In the late afternoon, I recharged my batteries at my hotel – literally and figuratively – then headed back out to Marquam Hill for a shot of the Marquam Bridge. Or so that was the plan. Unfamiliar with the area, I couldn't find the right vantage to get the shot I wanted. I felt like I did a stadium run with all of the stairs I went up and down. I walked away without the shot I wanted (but that would change the next day).
- Day 3 / Sunrise and the "Mystery" Shoot
Sunrise on the Portland waterfront was peaceful. Nice. I setup on the east side of the river near the Hawthorne Bridge. There was decent cloud cover, giving the sky some interest. And I got to watch a rowing team do all of their setup and launch, which in and of itself was a mini-education.
I spent most of the day at onOne Software talking photography, Suite 9, sharing war stories, having fun. You couldn't ask for a nicer group of people. I asked Dan Harlacher where he took his shot of the Marquam Bridge – a shot I have loved since I first saw it. Now I know where to go! I met up with Hudson Henry that night, strolled around Pill Hill, and got a shot of the bridge.
Hudson is a great guy and if you haven't already, you should check out his work. We chatted about all sorts of things while shooting. And he turned me on to Sauvie Island, which is where I ended up the next morning.
- Day 4 / Miscellaneous & Travel
I slept in... or at least tried to. I guess my body was used to getting up early. It wasn't a restful night.
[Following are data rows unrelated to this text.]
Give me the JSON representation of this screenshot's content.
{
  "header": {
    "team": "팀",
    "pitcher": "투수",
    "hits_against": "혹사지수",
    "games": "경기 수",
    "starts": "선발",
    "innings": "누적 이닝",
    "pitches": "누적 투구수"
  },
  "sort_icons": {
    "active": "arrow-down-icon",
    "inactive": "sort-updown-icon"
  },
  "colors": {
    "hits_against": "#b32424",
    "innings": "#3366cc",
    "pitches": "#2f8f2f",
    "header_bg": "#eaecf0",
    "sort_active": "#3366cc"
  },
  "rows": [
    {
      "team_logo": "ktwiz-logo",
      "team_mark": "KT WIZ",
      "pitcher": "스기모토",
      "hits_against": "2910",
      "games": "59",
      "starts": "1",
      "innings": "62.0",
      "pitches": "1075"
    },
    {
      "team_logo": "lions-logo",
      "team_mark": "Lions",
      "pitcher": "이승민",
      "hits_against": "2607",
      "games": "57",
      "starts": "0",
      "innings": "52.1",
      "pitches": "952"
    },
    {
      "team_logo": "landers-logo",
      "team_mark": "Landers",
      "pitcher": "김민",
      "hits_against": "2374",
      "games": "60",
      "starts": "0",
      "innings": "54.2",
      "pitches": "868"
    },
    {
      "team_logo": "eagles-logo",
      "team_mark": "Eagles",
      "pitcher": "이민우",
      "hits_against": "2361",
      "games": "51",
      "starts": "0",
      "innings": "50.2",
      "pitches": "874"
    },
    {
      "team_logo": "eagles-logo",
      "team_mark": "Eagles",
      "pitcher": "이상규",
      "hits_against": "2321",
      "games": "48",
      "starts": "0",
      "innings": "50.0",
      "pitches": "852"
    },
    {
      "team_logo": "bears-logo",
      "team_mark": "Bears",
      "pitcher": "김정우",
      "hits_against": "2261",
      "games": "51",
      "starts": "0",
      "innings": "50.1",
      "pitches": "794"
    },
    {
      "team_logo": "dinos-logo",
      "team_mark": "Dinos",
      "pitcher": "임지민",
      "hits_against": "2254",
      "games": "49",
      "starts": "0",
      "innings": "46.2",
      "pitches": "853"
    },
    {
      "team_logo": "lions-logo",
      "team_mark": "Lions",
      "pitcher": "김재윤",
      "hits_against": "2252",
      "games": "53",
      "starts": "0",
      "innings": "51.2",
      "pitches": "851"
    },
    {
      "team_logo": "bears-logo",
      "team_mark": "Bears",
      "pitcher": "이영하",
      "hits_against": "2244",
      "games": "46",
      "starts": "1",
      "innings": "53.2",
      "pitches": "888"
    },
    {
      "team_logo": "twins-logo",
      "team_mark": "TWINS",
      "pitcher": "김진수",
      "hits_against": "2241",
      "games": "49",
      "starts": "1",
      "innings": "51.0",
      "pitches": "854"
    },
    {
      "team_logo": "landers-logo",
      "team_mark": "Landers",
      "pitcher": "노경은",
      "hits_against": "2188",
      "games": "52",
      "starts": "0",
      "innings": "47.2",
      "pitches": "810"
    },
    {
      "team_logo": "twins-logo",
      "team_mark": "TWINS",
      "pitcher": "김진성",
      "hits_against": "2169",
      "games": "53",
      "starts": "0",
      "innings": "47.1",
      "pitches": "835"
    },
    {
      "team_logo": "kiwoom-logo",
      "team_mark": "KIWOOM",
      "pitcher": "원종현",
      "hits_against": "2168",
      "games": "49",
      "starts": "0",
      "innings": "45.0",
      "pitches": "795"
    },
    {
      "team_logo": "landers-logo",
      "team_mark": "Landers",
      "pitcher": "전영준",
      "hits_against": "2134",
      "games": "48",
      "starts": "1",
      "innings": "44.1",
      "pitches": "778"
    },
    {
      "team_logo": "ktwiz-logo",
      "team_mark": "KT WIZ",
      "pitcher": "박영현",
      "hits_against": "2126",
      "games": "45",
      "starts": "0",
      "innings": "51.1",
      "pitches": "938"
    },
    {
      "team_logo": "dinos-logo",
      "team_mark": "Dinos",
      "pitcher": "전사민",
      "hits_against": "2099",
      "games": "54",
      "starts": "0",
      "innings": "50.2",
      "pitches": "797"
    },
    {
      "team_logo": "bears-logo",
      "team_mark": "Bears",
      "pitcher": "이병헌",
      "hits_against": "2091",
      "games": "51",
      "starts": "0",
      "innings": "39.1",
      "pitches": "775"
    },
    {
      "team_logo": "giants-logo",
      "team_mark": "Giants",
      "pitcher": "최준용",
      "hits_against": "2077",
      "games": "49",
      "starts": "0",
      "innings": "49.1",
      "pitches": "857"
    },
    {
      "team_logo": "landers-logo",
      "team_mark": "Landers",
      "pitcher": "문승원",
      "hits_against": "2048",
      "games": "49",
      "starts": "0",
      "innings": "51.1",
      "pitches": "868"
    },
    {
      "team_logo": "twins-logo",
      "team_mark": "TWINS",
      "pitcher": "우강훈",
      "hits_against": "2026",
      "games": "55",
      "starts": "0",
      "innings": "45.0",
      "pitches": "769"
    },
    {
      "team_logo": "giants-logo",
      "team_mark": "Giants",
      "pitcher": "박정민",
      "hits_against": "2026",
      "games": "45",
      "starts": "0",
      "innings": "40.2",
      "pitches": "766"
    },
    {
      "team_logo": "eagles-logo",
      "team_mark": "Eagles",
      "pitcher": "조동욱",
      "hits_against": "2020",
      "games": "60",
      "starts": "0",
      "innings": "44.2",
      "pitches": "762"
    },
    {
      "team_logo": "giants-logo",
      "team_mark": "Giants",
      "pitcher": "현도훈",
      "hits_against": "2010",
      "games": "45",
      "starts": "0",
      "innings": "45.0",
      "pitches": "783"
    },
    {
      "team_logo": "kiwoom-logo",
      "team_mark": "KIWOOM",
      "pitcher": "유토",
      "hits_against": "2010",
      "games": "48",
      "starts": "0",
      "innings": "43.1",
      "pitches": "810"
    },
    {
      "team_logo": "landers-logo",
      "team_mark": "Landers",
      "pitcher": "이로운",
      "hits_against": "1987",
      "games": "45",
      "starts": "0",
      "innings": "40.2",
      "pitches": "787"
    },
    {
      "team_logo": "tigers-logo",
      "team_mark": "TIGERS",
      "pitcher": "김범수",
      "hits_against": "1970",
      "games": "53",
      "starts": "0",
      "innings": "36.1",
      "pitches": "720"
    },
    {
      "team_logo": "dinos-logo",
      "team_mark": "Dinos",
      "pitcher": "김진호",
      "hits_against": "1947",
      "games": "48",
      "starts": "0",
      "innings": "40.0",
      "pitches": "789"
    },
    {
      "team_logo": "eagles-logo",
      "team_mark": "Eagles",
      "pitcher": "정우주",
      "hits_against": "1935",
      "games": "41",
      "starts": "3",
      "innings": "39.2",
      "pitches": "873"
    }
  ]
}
I spent the morning driving through downtown Portland, weaving back and forth across the several bridges that span the Willamette River. A scouting run – yeah, I'm sure I'll go back. I stopped by Kelley Point, a quiet little park with some gnarled trees littering shallow beaches (it's a little strange to me there's a beach along a river :).
Then I took Hudson's advice and tooled along Sauvie Island. It's a mix of farmland and river life. Pastoral. Quiet. The channel that runs along the western side of the island is very calm. I don't recall seeing a single boat during my visit. And this left the water's surface like glass – just how us photographers like it.
The rest of the day became a lot more travel than intended. Weather in San Francisco delayed my flights significantly. At least I did get home and didn't have to sleep in SFO.
Rest assured there will be lots of photos to come from this trip.
I'm completely knackered now. Besides working on just a few hours of sleep a day, flight delays didn't get me home until 2am Wednesday morning. And my work day started at 6am. I will sleep well tonight!